When I was growing up in the 1960s and 1970s, men — and it generally was men — seemed always to be whistling. It was the alternative soundtrack of my early life. But the whistles have gone quiet. I heard my postman whistling the other week and I realised I hadn’t heard that sound for a very long time.
Whistling, of course, can be used for nefarious purposes. In the 19th century, pickpockets used coded whistles to warn when the Beadles were approaching. Upmarket shopping places like the Burlington Arcade in London banned whistling altogether, and it still stays that way.
But really there was no stopping the whistling craze and it took hold in working-class culture. It was both an act of defiance and also a shrug at life’s vicissitudes.
In the late 19th century and well into the 20th, whistling was big business. The music halls and vaudeville palaces featured many whistlers who would perform tunes, bird song and yodelling. Ronnie Ronalde became a million-selling artist with his whistling songs. But his career is a sobering reminder of the impending silence of the whistle. In 1949 he played to a sell-out crowd of 6,000 people nightly at NYC’s Radio City. The run lasted for ten weeks. He did his final show at the Beccles Public Hall & Theatre (capacity: 175) on 19 May 2013.
There have been some outlandish claims for the benefits of whistling. Pinocchio’s Jiminy Cricket hails it as a cure for moral failing (‘Take the straight the narrow path and if you start to slide — give a little whistle’). But John Lucas, author of A Brief History of Whistling, says: ‘Whistling is about feeling at ease with yourself; there’s sheer pleasure in hearing the sound of your own whistle.’

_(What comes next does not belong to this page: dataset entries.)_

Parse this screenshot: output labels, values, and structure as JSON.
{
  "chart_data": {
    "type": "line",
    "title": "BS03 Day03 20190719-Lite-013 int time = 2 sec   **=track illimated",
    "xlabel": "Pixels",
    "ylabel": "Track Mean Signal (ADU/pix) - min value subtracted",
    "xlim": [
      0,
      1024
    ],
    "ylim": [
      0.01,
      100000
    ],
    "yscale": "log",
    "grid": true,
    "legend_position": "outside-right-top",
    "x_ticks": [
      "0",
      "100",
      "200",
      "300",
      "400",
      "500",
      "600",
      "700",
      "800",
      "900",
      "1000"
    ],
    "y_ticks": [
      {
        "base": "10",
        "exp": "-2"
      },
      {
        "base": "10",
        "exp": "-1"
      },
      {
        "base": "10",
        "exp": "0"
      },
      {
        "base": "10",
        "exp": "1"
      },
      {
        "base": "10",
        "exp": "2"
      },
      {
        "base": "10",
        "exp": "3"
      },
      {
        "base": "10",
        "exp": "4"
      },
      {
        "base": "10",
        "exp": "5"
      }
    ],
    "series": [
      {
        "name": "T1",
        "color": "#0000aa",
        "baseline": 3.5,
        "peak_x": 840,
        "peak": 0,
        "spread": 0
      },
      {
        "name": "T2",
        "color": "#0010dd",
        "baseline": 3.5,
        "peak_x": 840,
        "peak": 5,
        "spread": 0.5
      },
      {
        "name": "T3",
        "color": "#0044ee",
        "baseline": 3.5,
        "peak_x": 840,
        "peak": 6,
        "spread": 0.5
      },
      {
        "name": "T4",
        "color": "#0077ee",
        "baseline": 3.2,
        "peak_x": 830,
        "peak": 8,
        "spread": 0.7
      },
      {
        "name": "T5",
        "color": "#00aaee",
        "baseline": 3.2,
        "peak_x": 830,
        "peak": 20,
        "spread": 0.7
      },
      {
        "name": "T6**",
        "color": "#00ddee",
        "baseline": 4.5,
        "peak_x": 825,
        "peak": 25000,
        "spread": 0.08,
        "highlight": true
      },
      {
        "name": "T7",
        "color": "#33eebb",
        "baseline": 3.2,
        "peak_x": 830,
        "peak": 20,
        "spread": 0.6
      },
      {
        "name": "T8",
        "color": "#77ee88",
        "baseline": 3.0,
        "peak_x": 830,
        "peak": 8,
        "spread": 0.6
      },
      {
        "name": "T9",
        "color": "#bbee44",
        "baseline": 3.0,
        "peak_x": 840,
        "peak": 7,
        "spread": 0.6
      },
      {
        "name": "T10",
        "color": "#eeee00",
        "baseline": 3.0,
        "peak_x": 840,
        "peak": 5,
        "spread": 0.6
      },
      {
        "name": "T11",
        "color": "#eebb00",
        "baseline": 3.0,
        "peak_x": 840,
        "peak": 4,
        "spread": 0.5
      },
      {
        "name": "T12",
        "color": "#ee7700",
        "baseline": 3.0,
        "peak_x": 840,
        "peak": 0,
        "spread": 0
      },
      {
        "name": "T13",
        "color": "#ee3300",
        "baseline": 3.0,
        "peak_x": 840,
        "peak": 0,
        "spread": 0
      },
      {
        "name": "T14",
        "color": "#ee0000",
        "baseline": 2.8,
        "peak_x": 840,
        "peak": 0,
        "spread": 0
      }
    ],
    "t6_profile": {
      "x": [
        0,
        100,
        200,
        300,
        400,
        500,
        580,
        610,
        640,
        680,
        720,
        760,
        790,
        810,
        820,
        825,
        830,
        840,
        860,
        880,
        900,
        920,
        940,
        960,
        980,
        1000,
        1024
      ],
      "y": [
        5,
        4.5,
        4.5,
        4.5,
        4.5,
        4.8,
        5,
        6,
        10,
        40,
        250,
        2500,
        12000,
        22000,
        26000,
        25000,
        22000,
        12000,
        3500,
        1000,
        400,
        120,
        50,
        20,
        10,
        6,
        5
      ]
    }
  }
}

Whistling (or, at least, whistling well) is harder than it appears. Personally, I have never been able to whistle a note. The sound is produced by an interaction of lips, tongue, epiglottis, and sometimes fingers. It’s all about creating air turbulence, something men are generally pretty great at.
But when it’s good it is an art form, and a uniquely working-class one at that. We need a revival of whistling — not wolf-whistles, but musical whistling. Doctors report it is a great stress reliver and helps expand the capacity of the lungs.
It is a way of laughing — or whistling —in the face of disaster too. ‘Never try to shut up a whistler,’ John Lucas tells me. ‘It’s part of the human spirit.’